The Charleston-North Charleston metro area — which includes Charleston, Berkeley and Dorchester counties — grew its economy at a 15.2 percent clip between 2011 and 2016, the data show. Its inflation-adjusted gross domestic product — or the total value of goods and services produced within the region — totaled just under $34 billion in 2016.
College of Charleston economist Frank Hefner said that growth signals a healthy economy — one that's neither too hot nor too lukewarm.
"This confirms what we already know — more people are moving here, there's more traffic congestion, there are more people working," Hefner said. "We've seen years of good, solid growth. This report confirms that, as a metro area, we're pretty vibrant."
The Greenville area — home to numerous manufacturers, including German automaker BMW — still has South Carolina's largest economy, with a GDP of nearly $35.8 billion.
The Columbia metro — with an economy heavy on state government, education and the military — is second, at about $35.3 billion.
But both of those areas have grown at an overall slower pace than Charleston since 2011 — Greenville at 11.4 percent and Columbia at 10.8 percent.
Last year alone, the Charleston region's economy grew at 3.1 percent — nearly double the 1.7 percent national average.
Construction is a main driver for all three of the state's largest economies, especially in greater Greenville where record levels of new industrial projects and other building activity accounted for nearly half of its growth in 2016.
Greenville's ties to the Charleston region — for example, an inland port in Greer that connects the area with the Port of Charleston — are creating industrial construction synergies for both markets, according to CBRE, a big commercial real estate firm. Manufacturing campuses in the Lowcountry for companies like Boeing and Volvo Cars are attracting suppliers to the Upstate.
That trend and the Charleston region's fast-growing and increasingly upscale housing boom helped construction account for nearly one-fifth of the local economic growth in 2016.
New construction spurs the need for more real estate agents, mortgage companies and insurance firms, and those professions accounted for another 20 percent of the region's economic boost last year.
But the biggest growth sector in the Charleston region in 2016 was professional and business services — a wide-ranging catch-all of job categories that includes lawyers, accountants, engineers, architects and others. That segment accounted for better than 30 percent of this area's growth last year.
"Charleston has the whole package when it comes to broad-based economic growth," said Joey Von Nessen, an economist at the University of South Carolina. "Manufacturing is still leading the way, but Charleston also has a very strong construction market."
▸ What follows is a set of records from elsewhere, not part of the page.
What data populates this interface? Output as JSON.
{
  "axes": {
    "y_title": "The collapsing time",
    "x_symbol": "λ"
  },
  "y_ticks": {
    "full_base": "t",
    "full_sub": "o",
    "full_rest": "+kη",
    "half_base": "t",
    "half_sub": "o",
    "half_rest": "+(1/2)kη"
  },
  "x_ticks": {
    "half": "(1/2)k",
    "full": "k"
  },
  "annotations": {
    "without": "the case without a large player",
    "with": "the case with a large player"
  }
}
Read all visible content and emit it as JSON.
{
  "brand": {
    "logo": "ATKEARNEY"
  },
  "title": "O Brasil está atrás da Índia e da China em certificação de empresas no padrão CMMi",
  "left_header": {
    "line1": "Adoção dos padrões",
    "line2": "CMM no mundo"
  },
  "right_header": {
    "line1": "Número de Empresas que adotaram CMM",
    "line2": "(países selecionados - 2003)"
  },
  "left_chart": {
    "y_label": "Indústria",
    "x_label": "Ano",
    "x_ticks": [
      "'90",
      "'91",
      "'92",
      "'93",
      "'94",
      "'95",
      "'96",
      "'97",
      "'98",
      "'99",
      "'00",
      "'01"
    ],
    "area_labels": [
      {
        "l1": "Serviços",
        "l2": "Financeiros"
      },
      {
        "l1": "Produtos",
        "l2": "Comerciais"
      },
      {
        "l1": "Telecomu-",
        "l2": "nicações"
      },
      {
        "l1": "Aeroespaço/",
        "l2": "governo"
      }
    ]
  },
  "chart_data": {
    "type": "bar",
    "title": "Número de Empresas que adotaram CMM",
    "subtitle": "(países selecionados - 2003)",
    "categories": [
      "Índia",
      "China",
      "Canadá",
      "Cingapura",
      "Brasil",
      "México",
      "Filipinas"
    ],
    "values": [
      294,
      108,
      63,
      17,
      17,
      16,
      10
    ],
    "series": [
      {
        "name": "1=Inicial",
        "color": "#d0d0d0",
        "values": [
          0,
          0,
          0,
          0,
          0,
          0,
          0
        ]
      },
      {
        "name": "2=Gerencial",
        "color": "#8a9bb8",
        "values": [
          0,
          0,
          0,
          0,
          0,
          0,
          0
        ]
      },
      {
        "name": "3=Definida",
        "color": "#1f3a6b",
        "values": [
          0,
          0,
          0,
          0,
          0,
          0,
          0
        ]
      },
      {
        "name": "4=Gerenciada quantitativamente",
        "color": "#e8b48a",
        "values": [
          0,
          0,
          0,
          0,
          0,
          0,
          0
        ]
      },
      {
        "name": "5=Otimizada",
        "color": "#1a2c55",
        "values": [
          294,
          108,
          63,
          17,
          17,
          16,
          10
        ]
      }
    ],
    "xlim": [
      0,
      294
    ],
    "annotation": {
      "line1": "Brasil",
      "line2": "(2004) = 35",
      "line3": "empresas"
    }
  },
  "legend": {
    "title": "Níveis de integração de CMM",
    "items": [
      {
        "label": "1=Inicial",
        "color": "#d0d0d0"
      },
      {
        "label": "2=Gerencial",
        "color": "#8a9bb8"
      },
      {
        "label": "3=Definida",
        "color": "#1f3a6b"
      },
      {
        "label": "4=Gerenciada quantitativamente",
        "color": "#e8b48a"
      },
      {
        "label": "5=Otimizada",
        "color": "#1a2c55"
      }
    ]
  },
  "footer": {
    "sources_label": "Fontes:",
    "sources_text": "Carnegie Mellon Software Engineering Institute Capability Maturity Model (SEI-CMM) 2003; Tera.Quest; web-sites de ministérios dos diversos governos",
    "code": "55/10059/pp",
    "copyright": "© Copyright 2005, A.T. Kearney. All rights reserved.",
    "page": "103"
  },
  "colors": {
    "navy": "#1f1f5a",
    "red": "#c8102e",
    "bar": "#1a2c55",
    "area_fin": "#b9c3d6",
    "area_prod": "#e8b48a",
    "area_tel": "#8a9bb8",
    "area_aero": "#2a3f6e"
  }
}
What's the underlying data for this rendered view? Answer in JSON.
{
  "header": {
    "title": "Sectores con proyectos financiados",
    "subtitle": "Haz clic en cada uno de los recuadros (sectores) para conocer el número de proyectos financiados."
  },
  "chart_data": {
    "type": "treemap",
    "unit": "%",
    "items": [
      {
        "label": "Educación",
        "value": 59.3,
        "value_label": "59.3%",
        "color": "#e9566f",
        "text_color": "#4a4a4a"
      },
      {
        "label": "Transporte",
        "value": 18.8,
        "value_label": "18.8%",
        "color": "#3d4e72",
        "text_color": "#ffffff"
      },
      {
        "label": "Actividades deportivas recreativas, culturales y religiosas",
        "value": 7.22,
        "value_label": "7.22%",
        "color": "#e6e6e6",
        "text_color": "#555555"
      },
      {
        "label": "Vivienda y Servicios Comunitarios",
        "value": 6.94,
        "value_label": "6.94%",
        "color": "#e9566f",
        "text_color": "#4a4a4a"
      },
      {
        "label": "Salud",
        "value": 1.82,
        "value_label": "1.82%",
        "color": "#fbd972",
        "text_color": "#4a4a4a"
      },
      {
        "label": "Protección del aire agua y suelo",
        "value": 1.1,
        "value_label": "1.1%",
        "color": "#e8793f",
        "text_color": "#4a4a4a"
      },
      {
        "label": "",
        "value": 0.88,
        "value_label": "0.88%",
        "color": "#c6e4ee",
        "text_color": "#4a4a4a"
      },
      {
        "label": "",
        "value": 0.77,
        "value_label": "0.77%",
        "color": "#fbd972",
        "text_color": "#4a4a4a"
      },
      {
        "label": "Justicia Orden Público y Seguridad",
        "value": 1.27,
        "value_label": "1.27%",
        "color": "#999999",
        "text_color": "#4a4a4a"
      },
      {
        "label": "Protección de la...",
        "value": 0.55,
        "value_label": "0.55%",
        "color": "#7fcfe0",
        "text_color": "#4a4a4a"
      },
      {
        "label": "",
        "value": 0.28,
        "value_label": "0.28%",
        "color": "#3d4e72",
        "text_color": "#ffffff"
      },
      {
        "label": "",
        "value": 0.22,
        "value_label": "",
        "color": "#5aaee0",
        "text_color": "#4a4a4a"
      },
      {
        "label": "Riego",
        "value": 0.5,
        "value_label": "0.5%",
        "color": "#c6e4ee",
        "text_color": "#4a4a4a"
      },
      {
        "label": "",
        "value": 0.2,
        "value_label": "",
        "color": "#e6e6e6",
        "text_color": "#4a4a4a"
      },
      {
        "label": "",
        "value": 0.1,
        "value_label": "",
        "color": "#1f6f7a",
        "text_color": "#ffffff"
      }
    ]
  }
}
Von Nessen said disposable income and consumer spending are rising at a time when gas prices are still relatively cheap and that has led to growth in the Charleston area's tourism businesses. Higher wages and more jobs also are leading to an emerging demand in the second-home market, helping to fuel residential real estate sales.
"We see construction everywhere in Charleston," he said. "The demand is there both for the residential and the commercial side."
Six of South Carolina's eight metro areas saw growth last year, with economies in the Florence and Sumter areas the only ones to contract.
Nationwide, total GDP grew in 267 of the nation's 382 metro areas in 2016
The New York metro area had the biggest economy in the U.S. at about $1.4 trillion, followed by Los Angeles, at $885 billion.
Although small by comparison, the economies in Bend, Ore., and Lake Charles, La., were the nation's fastest-growing with 8.1 percent jumps.